Les manifestations de la jeunesse d’une coalition l’opposition ivoirienne « ces derniers jours » pour exiger une présidentielle transparente « sont des actes isolés » qui ne « doivent pas émouvoir », a affirmé dimanche le chef de l’Etat Alassane Ouattara pour qui ces jeunes « ont été manipulés », à une cérémonie.

« Les actes isolés de ces trois derniers jours ne doivent pas vous émouvoir », a indiqué Alassane Ouattara, ajoutant que « les manipulateurs se sont cachés », s’adressant à son équipe de campagne, à une cérémonie de lancement de son slogan pour la présidentielle.

Pour M. Ouattara, « il faut pardonner » à ces jeunes pour ces « perturbations », car ils « ont été manipulés » par leurs leaders qui n’ont « pas dormi » chez eux la nuit de mercredi à jeudi, la veille des ces manifestations.

Jeudi, à l’appel de la jeunesse de la Coalition nationale pour le changement (CNC), principale plateforme de l’opposition en Côte d’Ivoire qui conteste l’éligibilité du chef de l’Etat, des personnes ont manifesté brièvement à Abidjan et l’intérieur du pays pour exiger des conditions d’une élection « transparente ».

Des manifestations très vite dispersées par la police. Dix personnes ont été interpellées et deux autres tuées selon un bilan des organisateurs vendredi.

Dimanche, l’un des organisateurs David Samba a été interpellé à son domicile à Yopougon à l’Ouest d’Abidjan.
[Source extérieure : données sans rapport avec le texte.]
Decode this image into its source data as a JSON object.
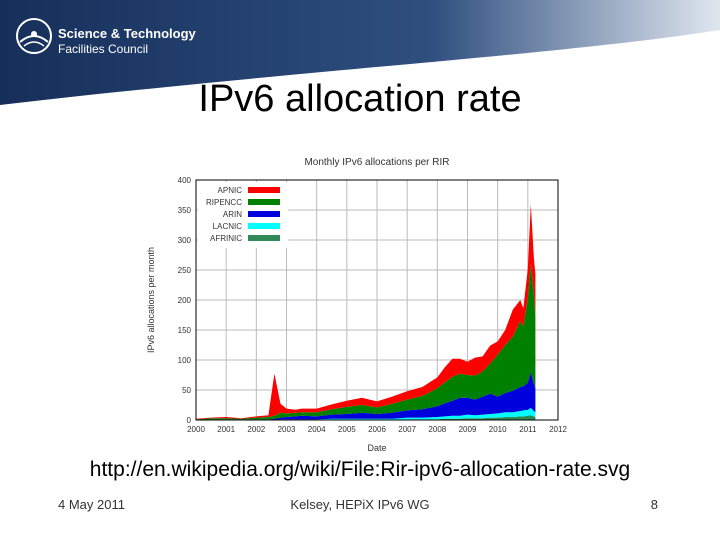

L’opposition ivoirienne conteste l’éligibilité du président ivoirien, arguant que sa candidature « n’était valable qu’en 2010 » et la reconduction de Youssouf Bakayoko, à la tête de la Commission électorale indépendante (CEI, chargée d’organiser la présidentielle), jugée « déséquilibré » au profit d’Alassane. Ouattara

M.Ouattara a été élu à la présidentielle de 2010 après avoir été autorisé à être candidat par des arrangements politiques. Sa candidature avait été rejetée pour « nationalité douteuse » une première fois au scrutin de 2000 par la Cour suprême.